I recently bought the worlds sketchiest canoe and was hoping someone could suggest a spot a short paddle from Sunbury docks (st cats) or another public area that might give me a hit on something besides whiting and shark. This canoe is extensively sun damaged and has seen lots of repair. Going to patch a leak and give it a rubber coating but not 100% confident in it yet. Since I haven't had a boat and don't know the waterways beyond what I can see from shore I was hoping someone could point me in the right direction before I spend all day paddling aimlessly.


----------



## BigRedObsession (Jul 2, 2014)

When you find a good spot in that area that's a short paddle let me know first. I've done good at high tide fishing the grass line on the bank to the right leaving the ramp. But that was just a time or two. 

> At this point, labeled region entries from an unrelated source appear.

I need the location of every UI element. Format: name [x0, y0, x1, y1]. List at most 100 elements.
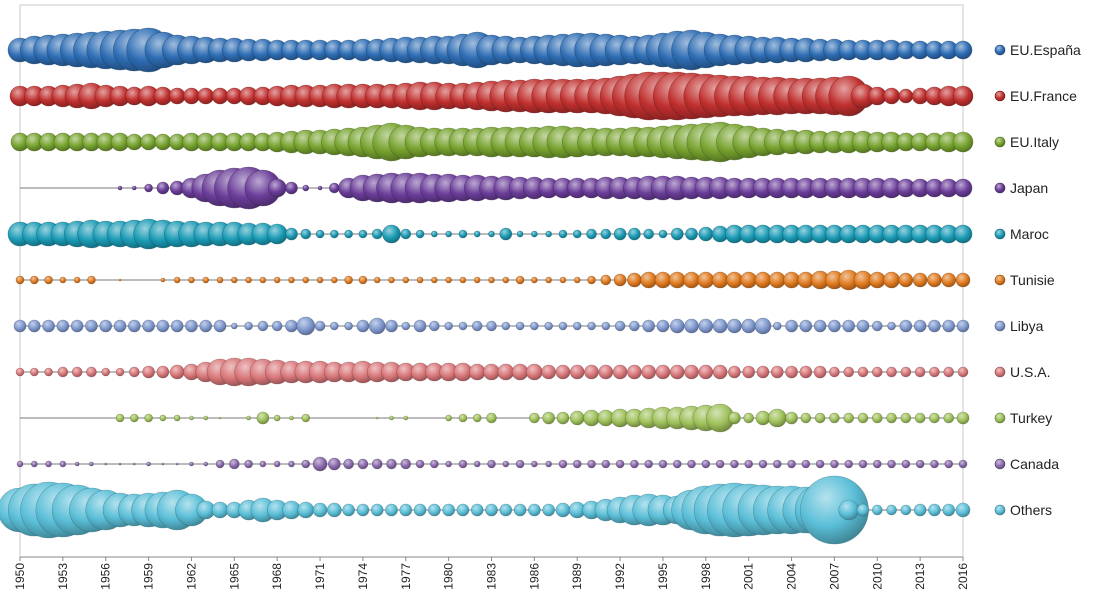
data-bubble — [356, 503, 370, 517]
data-bubble — [883, 271, 900, 289]
data-bubble — [586, 228, 597, 240]
x-tick-label: 1983 — [485, 563, 499, 590]
data-bubble — [356, 319, 370, 333]
data-bubble — [386, 458, 397, 470]
data-bubble — [513, 503, 527, 517]
legend-label: Japan — [1010, 180, 1048, 196]
data-bubble — [799, 319, 813, 333]
data-bubble — [118, 278, 122, 282]
data-bubble — [328, 457, 341, 471]
data-bubble — [373, 276, 381, 284]
data-bubble — [159, 414, 167, 422]
data-bubble — [458, 459, 468, 469]
data-bubble — [615, 459, 625, 469]
data-bubble — [144, 413, 153, 423]
legend-marker — [994, 44, 1006, 56]
data-bubble — [402, 276, 410, 284]
data-bubble — [285, 227, 298, 241]
data-bubble — [344, 321, 353, 331]
data-bubble — [302, 184, 310, 192]
data-bubble — [266, 223, 288, 245]
data-bubble — [698, 364, 714, 380]
data-bubble — [901, 459, 911, 469]
data-bubble — [486, 320, 497, 332]
data-bubble — [358, 229, 368, 239]
data-bubble — [913, 503, 927, 517]
data-bubble — [697, 271, 715, 289]
data-bubble — [473, 230, 481, 238]
data-bubble — [126, 133, 143, 151]
data-bubble — [627, 272, 642, 288]
x-tick-label: 1950 — [13, 563, 27, 590]
data-bubble — [741, 318, 756, 334]
data-bubble — [927, 272, 942, 288]
data-bubble — [431, 230, 438, 238]
data-bubble — [629, 320, 640, 332]
legend-marker — [994, 366, 1006, 378]
data-bubble — [213, 319, 227, 333]
data-bubble — [572, 321, 582, 331]
data-bubble — [955, 272, 971, 288]
x-tick-label: 2001 — [742, 563, 756, 590]
legend-label: EU.France — [1010, 88, 1077, 104]
data-bubble — [113, 319, 127, 333]
data-bubble — [285, 319, 298, 333]
data-bubble — [188, 276, 195, 284]
data-bubble — [218, 416, 222, 420]
data-bubble — [400, 228, 412, 240]
data-bubble — [898, 88, 914, 104]
data-bubble — [668, 271, 686, 289]
data-bubble — [569, 364, 585, 380]
data-bubble — [687, 459, 696, 469]
data-bubble — [358, 275, 368, 285]
series-row — [16, 456, 968, 472]
data-bubble — [799, 365, 813, 379]
data-bubble — [643, 228, 654, 240]
data-bubble — [558, 321, 568, 331]
data-bubble — [683, 271, 700, 289]
data-bubble — [843, 366, 855, 378]
data-bubble — [85, 319, 98, 333]
data-bubble — [169, 364, 185, 380]
data-bubble — [871, 412, 883, 424]
data-bubble — [401, 321, 411, 331]
data-bubble — [288, 460, 295, 468]
data-bubble — [783, 271, 800, 289]
data-bubble — [302, 276, 310, 284]
data-bubble — [142, 365, 155, 379]
data-bubble — [44, 275, 53, 285]
data-bubble — [375, 416, 379, 420]
data-bubble — [403, 415, 409, 421]
data-bubble — [133, 462, 136, 466]
data-bubble — [415, 229, 425, 239]
data-bubble — [429, 320, 440, 332]
x-tick-label: 1971 — [313, 563, 327, 590]
legend-marker — [994, 504, 1006, 516]
data-bubble — [658, 229, 668, 239]
data-bubble — [216, 276, 224, 284]
data-bubble — [829, 366, 840, 378]
data-bubble — [486, 412, 497, 424]
data-bubble — [953, 224, 973, 244]
data-bubble — [211, 87, 229, 105]
data-bubble — [556, 411, 570, 425]
data-bubble — [953, 40, 973, 60]
x-tick-label: 1977 — [399, 563, 413, 590]
data-bubble — [331, 276, 338, 284]
data-bubble — [101, 367, 111, 377]
data-bubble — [285, 181, 298, 195]
data-bubble — [528, 503, 541, 517]
data-bubble — [368, 317, 386, 335]
data-bubble — [601, 321, 611, 331]
data-bubble — [342, 503, 355, 517]
data-bubble — [767, 408, 787, 428]
data-bubble — [857, 412, 869, 424]
data-bubble — [785, 411, 798, 425]
data-bubble — [45, 460, 52, 468]
data-bubble — [712, 318, 728, 334]
data-bubble — [756, 365, 770, 379]
data-bubble — [29, 275, 39, 285]
data-bubble — [259, 276, 267, 284]
data-bubble — [156, 365, 170, 379]
data-bubble — [104, 462, 108, 466]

My suggestion would be to drive to either Savannah or Brunswick beaches and fish closer to the sounds.


----------



## Cpulley1 (Jul 2, 2014)

Thanks for the suggestion. St. Cat's doesn't seem to be a very favored fishing hole


----------



## shawncweed (Jul 2, 2014)

Have you tried across the Medway River and put in at the public boat ramp at Demeries Creek?  I know it's a bit of a drive over from Sunbury to Richmond Hill, but the creek there is more sheltered than Sunbury and it has access to lots of little creeks for shrimp, whiting, croaker, trout, flounder, etc...it does lead out to the Medway too if you want to work your way down the banks... 
link is below:

http://coastalgadnr.org/node/2104


----------



## Cpulley1 (Jul 2, 2014)

Didn't even know about it! That sounds perfect on an outgoing tide. Still new to saltwater fishing and not sure where I should be looking for my target catch. When I get the canoe patched up I'll give it a shot!


----------



## shawncweed (Jul 2, 2014)

It's rarely ever crowded and the DNR guys there will have maps and stuff for free...plus if you make contact with them you can get their contact number in case you have an issue and they can help you out...If you get some confidence in your canoe and you are feeling adventurous, there are some great fishing spots on the north side of the Medway...One of my favorites is Grass Island (also called the Medway Spit on the charts) and is located right at 5 miles down river from where Demeries Creek hits the Medway...its a great little island that almost disappears at high tide...lots of fish there and last year in AUG my wife and I saw Manatee there...It's a haul in a canoe, but like you said if you catch the tide on the way out...hang out for a while...then take it back in...it wouldn't be that bad...and it would be a cool adventure...there is a guy up on the Tivoli River there I see trolling in his pedal kayak...looks like fun.  Good luck! Oh...and it's free to put in at Demeries too...


----------



## shallowminded (Jul 3, 2014)

Demeries is a good suggestion for a starting point. Make sure you have a chart and a tall flag for the canoe. There are some idiots out there. The Medway can kick up in a hurry so pick your day carefully if you venture out to Grass Island.


----------